Today’s guest blog about work/life balance is from Pam Ripling—lighthouse aficionado and cross-genre author.
When I first saw the title of L.J.’s wonderful blog, “Write First, Clean Later,” I had to laugh. It’s a laudable mantra, not only for authors but for anyone who works out of their home. I’ve had a home business for 18 years, and I had to learn that work—be it writing a novel or balancing a client’s bank statement—had to take precedence over home maintenance. It was tempting, at first, to listen for the washing machine to stop spinning; to “pick up” an abandoned shoe, a coffee cup, a forgotten toy. Success at working independently depends on keeping work and home life separate. And that’s the first step in finding time for yourself.
I mention this because I hear it so much from friends and acquaintances. “I’m so busy, I never have any time.

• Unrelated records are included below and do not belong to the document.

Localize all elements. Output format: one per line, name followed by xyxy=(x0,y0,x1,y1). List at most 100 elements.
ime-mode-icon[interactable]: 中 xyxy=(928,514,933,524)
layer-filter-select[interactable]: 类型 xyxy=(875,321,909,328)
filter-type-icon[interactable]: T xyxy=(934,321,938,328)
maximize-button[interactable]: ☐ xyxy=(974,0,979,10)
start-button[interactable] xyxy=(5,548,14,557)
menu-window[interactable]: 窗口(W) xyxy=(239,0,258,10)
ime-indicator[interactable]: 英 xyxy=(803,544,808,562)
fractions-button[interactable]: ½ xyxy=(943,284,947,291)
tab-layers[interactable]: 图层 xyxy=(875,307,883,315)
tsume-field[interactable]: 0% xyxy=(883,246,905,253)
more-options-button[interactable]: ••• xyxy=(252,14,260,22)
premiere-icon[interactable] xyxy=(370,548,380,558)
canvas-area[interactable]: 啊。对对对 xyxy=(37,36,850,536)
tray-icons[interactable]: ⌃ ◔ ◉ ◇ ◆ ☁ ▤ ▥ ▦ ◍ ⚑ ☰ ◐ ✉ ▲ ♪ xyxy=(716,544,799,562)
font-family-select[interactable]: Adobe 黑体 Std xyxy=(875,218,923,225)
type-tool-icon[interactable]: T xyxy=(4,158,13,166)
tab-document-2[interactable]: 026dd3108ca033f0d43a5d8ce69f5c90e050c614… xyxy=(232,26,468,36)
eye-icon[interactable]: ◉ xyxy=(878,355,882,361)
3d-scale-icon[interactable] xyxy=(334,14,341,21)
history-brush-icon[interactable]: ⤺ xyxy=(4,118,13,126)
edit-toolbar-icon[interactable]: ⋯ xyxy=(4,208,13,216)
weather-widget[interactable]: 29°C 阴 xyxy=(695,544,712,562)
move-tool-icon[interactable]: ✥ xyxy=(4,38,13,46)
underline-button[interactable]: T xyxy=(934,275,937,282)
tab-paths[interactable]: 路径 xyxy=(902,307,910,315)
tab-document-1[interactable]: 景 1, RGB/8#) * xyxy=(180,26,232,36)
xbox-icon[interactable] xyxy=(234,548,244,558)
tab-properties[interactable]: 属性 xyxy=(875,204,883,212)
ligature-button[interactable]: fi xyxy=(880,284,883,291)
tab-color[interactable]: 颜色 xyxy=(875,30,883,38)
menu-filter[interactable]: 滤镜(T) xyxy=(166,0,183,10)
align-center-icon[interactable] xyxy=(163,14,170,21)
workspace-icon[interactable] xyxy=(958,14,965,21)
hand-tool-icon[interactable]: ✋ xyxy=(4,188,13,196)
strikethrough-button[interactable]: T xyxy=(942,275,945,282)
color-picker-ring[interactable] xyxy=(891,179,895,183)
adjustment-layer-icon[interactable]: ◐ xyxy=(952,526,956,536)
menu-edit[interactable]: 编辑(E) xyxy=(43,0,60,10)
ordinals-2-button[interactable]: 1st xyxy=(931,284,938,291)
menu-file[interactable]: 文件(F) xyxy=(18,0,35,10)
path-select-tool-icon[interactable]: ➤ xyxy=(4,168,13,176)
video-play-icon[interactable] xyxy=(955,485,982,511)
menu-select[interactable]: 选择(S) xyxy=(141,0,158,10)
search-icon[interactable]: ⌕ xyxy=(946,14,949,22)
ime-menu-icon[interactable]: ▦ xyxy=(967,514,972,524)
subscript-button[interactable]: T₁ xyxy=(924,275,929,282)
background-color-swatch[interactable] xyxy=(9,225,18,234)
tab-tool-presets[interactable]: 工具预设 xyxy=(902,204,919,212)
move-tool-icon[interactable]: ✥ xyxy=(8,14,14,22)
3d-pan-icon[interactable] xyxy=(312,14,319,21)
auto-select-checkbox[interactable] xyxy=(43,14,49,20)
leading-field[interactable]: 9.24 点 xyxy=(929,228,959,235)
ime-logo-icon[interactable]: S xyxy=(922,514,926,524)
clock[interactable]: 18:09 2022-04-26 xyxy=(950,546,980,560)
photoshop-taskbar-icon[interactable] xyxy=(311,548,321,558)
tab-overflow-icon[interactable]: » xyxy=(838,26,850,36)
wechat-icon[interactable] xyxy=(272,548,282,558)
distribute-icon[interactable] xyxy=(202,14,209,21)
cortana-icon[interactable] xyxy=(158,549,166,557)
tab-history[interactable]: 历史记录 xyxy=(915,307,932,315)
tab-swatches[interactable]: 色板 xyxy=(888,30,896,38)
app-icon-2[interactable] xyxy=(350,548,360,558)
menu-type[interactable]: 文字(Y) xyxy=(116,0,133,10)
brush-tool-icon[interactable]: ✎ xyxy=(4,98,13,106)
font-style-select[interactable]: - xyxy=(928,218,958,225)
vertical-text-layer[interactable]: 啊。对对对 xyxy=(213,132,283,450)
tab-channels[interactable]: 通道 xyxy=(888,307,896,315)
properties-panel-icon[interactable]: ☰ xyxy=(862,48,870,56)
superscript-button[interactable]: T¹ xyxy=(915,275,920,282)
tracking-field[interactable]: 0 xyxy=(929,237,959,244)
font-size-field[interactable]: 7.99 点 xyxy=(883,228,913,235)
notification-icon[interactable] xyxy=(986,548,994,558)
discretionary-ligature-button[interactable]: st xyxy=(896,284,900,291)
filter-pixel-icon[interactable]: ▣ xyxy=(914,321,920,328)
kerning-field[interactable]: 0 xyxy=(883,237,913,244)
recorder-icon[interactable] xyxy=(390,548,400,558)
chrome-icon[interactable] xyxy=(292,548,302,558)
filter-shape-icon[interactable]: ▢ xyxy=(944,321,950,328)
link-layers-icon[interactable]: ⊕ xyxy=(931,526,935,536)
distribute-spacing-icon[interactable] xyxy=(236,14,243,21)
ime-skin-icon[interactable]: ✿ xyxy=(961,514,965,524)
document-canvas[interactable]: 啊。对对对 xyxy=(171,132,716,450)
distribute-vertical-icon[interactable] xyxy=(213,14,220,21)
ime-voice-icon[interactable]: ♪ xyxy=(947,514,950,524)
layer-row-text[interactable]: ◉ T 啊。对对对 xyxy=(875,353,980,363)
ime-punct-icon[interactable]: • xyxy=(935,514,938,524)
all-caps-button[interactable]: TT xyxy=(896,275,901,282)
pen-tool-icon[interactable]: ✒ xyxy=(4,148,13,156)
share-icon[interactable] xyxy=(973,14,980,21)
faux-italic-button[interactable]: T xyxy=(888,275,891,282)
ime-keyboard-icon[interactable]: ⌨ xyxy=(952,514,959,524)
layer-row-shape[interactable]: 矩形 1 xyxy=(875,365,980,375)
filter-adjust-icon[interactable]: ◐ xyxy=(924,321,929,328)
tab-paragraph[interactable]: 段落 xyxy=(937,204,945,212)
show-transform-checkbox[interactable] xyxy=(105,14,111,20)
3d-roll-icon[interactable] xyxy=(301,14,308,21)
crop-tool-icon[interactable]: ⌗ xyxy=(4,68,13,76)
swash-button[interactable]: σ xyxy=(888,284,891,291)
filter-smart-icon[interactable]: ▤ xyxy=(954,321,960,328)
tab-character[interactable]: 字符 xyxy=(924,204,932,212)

I go from task to task, racing around all day, barely leaving time to brush my teeth before I collapse into bed.” Sound like anyone you know?
Nothing I have to say is particularly groundbreaking or miraculously enlightening. We do need reminding, however, that we are in control of our time. I like to drag out the old paper plate technique for determining… What Are You DOING? The paper plate is nothing more than a hands-on pie chart. You take a marker, and draw pieces of that pie to figure out where you are spending your time. One pie should equate to 24 hours, right? Start with how long you sleep. Be honest. Are you stumbling into the sack at midnight, rising at 6 a.m.? Okay, six hours on your paper plate will look like 1/4th of that pie. Not a lot, is it?
Think about those other areas of your life that are most easily defined. Working at an outside job; taxiing family members on a regular basis; weekly shopping; preparing meals; eating; doing laundry. Do you have other obligations? Classes, church or other spiritual meetings? Volunteer work? Do your best to estimate and draw more lines on your pie. If you’re like me, you might find that you have not filled up that whole paper plate. Where, then, do the additional minutes and hours go? Aha! There’s the rub.
Here’s an exercise that might help. You will need a tablet, pen and a timer. Once you’ve started your daily routine, set the timer once each hour for…one hour. When the timer goes off, grab your pen and jot down what you’ve done for the past hour. You might be surprised at the number of minutes you spend at non-productive, non-relaxing activities. Internet surfing, talking on the telephone, reading other peoples’ blogs (☺) are all time stealers.
When I was writing POINT SURRENDER, I regularly cleared my calendar for quality writing time. I steeled myself against opening my browser or my email program. I found I could be much more productive when I consciously orchestrated my time.
Discovering where your time goes is essential to making room for those things that you long to do but can’t. I suggest starting a second pie chart, filled out the way you’d like your day to be. Start with 7 or 8 hours of sleep, by the way. Then schedule yourself some me time—make an appointment with yourself that you refuse to break. Whether it’s for an hour to read a good book, get a pedicure or take a class in hula dancing, you must nurture yourself periodically and regularly to stay healthy, creative and sane!
What do you do to keep the work/life balance under control? Share your sanity tips! (L.J. really could use some.)
LOL! I’ve worked from home since the mid-1980s and I agree that the trick is to separate home from work. I don’t do household chores during my work hours if I can help it. Spending time reading blogs and twittering . . . . well, that’s a different story! I’ll have to try the paper plate tick.
The timing of this post was great for me. I’ve been feeling overwhelmed and it reminded me that to take a break from work, I have to actually leave town. So I”m planning a weekend getaway.